What is the real reason for a programmer to have to differentiate between . and -> when accessing a member of an object?

void foo( Point &p ) {
    p.x ;
    p->y; // syntax error
} 

void foo( Point *p ) {
    p.x ; // syntax error
    p->y;
} 

I mean, one way or another, they both refer to an object, p.

• Why do I have to bother checking every time what p is ? Can't the compiler understand ?

• Why haven't they allowed it to accept . syntax for both? That would be fine for stack objects too.

And if it is due to C-tradition,

• Why don't they allow both . and -> accessors?

For more than 15 years, I have always humbly considered the compiler errors as being my fault !

Answer 1

Because p->d actually means (*p).d. It does a dereference and then a member access. References behave like objects thus they don't need dereferencing (they are also a C++ feature, while pointer are inherited from C); it has been kept that way for backwards compatibility.

C++ is full of inconsistencies like this, but there's usually no better choice to add new features and keep old code working. Rewriting the old code is not an option.

Answer 2

Because you might have a smart pointer. In that case, you can access the smart pointer's members using . and the real object's members using ->.

Answer 3

They are not the same.

. is when you have an actual object.
-> is when you have a pointer to an object.

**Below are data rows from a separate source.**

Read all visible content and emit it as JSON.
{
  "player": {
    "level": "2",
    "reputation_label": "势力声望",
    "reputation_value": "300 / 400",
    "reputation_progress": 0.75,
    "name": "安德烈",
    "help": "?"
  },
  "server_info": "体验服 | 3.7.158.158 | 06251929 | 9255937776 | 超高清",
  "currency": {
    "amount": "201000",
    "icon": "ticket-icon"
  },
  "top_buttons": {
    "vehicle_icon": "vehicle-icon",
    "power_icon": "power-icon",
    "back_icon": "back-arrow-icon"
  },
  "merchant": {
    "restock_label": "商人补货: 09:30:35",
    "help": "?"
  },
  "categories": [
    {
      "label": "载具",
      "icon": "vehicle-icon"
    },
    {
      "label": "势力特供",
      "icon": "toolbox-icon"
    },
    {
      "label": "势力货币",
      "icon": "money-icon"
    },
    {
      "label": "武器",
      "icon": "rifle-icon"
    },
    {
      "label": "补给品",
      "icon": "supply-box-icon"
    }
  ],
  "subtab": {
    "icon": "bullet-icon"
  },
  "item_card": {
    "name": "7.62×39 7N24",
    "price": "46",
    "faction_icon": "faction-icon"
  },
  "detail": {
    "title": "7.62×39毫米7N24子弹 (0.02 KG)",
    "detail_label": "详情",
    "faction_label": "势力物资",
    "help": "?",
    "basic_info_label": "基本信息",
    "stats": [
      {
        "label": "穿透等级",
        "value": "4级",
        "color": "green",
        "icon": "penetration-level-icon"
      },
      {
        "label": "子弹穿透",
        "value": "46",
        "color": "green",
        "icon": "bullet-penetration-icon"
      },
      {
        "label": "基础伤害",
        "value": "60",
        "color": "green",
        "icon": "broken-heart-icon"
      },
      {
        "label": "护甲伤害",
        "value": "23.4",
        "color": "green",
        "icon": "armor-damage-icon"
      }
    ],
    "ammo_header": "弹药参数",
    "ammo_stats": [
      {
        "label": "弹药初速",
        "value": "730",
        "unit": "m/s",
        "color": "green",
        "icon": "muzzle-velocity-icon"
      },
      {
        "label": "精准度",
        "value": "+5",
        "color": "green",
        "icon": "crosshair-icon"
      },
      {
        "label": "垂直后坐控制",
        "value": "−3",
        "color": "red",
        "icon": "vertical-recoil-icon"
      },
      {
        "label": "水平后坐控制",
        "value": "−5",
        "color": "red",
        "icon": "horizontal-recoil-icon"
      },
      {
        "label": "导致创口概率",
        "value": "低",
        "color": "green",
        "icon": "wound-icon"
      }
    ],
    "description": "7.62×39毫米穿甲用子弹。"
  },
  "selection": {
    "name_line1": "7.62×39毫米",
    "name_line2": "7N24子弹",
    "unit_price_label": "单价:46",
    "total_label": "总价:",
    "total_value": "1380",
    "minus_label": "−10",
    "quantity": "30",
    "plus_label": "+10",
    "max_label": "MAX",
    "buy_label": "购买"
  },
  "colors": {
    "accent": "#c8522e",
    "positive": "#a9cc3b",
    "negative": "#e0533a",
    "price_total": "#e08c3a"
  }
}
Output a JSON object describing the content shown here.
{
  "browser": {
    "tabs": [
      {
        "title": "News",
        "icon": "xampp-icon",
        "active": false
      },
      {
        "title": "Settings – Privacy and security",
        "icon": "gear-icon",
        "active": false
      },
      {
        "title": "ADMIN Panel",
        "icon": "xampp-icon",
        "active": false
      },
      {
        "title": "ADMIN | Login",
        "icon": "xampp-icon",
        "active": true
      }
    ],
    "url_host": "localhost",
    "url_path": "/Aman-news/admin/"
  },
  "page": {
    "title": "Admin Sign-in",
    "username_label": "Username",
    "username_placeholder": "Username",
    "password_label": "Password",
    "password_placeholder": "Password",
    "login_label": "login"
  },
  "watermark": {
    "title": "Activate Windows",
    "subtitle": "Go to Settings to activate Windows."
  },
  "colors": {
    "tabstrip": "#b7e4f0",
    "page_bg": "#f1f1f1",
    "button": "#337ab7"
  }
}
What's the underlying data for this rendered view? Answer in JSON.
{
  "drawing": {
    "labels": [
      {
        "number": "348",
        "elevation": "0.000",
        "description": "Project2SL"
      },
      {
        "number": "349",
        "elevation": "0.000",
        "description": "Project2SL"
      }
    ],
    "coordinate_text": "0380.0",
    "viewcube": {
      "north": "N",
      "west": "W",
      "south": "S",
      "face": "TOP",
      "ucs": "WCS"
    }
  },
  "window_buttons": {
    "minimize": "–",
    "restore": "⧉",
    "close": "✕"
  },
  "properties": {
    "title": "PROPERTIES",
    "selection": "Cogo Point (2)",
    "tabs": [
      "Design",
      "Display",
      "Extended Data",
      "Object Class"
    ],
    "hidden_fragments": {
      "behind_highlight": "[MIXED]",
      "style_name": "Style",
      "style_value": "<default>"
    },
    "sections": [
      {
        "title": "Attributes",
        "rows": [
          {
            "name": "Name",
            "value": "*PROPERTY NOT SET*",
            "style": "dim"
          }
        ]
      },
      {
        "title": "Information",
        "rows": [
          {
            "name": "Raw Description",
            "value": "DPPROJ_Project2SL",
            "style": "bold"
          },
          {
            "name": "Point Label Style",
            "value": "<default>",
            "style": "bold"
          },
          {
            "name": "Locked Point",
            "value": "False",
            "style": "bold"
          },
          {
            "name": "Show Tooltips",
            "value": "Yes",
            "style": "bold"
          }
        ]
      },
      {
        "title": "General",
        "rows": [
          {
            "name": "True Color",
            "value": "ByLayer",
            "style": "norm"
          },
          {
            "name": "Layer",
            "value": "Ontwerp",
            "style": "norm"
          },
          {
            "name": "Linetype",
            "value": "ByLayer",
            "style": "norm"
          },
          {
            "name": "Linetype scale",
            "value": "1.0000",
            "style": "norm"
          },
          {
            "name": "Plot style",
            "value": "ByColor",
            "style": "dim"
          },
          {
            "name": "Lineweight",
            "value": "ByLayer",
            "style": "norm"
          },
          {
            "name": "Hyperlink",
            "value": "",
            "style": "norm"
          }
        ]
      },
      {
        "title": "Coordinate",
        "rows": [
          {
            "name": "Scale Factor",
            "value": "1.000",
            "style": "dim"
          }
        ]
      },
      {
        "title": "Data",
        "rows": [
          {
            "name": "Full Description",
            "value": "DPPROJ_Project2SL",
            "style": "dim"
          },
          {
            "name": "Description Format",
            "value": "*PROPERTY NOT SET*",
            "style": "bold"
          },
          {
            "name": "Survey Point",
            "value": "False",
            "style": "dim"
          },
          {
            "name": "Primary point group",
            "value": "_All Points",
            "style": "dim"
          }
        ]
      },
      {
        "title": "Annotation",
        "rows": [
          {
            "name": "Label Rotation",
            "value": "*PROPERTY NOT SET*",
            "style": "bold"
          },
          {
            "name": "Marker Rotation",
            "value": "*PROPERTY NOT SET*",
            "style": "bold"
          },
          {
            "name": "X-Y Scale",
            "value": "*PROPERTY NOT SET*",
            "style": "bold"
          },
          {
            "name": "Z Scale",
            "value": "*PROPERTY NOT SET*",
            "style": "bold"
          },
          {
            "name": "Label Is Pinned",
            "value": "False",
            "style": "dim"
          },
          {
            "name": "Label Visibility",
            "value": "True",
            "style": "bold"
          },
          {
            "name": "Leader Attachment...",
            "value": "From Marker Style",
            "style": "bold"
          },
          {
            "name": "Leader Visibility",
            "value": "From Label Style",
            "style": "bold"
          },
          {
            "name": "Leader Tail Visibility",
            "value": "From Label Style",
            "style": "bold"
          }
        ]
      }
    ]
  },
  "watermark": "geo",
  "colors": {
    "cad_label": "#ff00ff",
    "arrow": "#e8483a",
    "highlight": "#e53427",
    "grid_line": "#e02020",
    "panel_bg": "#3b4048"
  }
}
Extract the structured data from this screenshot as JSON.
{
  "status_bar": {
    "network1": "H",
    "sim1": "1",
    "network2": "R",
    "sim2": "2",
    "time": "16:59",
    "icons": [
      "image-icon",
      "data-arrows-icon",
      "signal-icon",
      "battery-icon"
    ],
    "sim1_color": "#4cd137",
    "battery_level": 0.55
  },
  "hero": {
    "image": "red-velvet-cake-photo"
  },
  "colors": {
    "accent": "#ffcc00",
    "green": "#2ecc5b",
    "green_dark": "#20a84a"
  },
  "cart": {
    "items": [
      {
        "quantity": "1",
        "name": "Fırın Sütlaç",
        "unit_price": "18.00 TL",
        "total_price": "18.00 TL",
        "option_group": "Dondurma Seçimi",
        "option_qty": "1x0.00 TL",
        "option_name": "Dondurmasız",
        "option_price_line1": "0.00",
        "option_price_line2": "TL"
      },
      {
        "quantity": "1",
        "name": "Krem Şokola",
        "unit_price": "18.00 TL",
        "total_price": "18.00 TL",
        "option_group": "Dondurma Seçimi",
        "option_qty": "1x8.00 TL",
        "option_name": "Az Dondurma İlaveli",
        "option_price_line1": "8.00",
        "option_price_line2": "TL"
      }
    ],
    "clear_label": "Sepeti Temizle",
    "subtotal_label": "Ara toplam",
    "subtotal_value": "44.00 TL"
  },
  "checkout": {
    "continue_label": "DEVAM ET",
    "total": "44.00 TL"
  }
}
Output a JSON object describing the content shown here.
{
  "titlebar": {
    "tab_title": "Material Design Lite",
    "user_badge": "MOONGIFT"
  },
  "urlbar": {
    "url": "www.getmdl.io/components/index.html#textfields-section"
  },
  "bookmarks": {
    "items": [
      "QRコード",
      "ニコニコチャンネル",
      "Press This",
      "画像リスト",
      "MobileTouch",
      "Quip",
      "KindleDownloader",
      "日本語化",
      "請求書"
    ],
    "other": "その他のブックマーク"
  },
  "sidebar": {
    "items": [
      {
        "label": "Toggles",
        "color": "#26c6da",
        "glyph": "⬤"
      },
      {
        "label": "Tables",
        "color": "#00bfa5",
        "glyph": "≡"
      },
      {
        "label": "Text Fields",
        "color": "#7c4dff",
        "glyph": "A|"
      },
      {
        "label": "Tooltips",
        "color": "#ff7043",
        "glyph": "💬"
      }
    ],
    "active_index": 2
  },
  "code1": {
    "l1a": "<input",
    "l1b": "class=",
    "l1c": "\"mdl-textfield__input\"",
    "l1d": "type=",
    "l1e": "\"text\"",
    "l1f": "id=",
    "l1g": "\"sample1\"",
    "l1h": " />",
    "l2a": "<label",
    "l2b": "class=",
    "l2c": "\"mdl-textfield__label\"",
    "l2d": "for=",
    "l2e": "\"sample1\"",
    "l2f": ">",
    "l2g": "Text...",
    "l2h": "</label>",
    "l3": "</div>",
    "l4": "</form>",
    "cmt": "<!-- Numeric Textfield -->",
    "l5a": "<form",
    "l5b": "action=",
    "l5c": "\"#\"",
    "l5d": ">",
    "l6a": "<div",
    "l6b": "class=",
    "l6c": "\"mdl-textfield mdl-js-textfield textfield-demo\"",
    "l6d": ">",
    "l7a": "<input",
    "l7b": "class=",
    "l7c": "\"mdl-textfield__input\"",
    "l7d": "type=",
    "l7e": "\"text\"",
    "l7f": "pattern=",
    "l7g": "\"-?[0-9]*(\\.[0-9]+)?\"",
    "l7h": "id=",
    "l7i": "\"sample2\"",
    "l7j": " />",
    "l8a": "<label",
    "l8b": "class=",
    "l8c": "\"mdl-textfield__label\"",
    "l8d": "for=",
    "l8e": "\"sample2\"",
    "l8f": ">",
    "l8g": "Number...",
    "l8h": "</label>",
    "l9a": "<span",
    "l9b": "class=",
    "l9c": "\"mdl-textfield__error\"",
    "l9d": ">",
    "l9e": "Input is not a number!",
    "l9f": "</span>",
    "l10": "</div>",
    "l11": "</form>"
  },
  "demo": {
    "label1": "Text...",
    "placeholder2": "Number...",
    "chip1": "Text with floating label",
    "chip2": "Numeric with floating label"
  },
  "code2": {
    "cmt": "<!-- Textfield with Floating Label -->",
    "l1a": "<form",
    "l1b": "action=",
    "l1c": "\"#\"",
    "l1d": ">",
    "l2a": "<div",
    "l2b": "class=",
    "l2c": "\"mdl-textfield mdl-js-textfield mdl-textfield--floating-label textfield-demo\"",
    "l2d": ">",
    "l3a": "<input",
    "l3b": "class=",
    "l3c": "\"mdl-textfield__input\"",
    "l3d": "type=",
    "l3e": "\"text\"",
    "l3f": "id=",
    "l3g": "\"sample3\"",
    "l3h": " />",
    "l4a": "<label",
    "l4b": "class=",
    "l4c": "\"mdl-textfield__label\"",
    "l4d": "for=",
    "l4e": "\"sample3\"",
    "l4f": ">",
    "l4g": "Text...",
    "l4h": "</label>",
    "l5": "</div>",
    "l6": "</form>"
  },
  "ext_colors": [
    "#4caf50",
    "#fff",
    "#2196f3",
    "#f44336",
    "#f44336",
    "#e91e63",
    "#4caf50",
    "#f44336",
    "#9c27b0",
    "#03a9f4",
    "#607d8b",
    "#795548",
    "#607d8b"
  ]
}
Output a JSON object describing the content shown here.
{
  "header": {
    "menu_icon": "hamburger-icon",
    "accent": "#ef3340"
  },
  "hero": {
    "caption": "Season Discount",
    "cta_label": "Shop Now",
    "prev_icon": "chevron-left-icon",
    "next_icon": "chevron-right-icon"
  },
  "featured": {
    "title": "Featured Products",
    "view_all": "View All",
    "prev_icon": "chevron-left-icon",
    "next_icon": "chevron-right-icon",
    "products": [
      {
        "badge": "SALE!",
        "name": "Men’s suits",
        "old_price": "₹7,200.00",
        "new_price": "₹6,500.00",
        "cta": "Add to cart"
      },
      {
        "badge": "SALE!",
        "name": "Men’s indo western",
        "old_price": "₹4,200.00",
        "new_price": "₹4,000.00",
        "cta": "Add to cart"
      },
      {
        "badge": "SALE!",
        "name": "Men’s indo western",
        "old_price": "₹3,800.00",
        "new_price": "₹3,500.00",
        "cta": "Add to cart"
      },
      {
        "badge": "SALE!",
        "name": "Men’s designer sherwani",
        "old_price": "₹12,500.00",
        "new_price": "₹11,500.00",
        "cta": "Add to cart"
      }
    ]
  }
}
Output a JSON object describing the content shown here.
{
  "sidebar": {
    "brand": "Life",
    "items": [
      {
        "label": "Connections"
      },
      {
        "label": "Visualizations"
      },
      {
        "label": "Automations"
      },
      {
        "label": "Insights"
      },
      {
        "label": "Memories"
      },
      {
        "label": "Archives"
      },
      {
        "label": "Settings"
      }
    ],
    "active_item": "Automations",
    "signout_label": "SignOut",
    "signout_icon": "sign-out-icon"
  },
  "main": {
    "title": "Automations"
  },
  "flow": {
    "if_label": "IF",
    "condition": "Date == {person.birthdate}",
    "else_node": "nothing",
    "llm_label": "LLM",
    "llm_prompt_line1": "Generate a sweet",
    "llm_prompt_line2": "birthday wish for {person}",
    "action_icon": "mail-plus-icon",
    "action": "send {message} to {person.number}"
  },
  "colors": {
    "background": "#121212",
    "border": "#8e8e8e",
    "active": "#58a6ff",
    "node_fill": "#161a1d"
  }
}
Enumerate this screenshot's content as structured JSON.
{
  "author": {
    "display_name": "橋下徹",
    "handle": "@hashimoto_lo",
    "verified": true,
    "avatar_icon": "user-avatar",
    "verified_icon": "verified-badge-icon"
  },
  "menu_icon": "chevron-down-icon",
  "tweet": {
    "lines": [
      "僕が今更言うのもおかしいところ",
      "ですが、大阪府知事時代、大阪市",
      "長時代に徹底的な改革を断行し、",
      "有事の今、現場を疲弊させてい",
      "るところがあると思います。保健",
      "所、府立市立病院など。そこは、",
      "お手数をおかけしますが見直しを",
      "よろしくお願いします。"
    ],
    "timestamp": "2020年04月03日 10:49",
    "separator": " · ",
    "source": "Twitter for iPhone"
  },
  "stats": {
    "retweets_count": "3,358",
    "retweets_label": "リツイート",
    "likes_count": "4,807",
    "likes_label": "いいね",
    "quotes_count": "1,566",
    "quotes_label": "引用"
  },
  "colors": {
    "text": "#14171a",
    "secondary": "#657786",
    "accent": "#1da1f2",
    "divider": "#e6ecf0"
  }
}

The . operator cannot be overloaded, while the -> operator can be overloaded.

Answer 4

In theory, at least in C, the language could have been designed to do this. D (for one example) does exactly what you're asking about.

In C++, things could be a big uglier -- it's entirely possible for x->y and x.y to both be valid, but mean entirely different things (i.e., a smart pointer that overloads operator->):

#include <iostream>

class P { 
    class inner { 
    public:
        inner() : x(1) {}
        int x;
    } i;
public:
    int x;


    P() :x(0) {}

    inner *operator->() { return &i; }
};

int main() { 
    P p;
    std::cout << p.x << "\t" << p->x << "\n";
    return 0;
}

Answer 5

Smart pointers: they might have both members and point to some other values. For example:

boost::smart_ptr<someclass> x(new someclass())
x->some_method();
x.reset();

Answer 6

Because pointers and references are different, and are treated differently ?

I appreciate the visual difference when I'm reading code.

Answer 7

Consider the following piece of code:

x.myInt = 3;
cout << (int)&x <<< endl;

What are we printing here? The address of a pointer or the address of the object? I welcome the difference between . and -> because it gives you more context on the code.

With your suggested change we wouldn't know the difference without looking up what type x is.

Answer 8

It's a matter of convenience: p->foo is the same as (*p).foo

It's like asking why have a ++ or a += operator when you can express the same logic with simple + and = operators.

Answer 9

I can think of one reason: the more complex the mapping between what the developer wrote and what they actually wanted to happen, the more difficult it is to figure out what they really meant when there is a type or syntax error.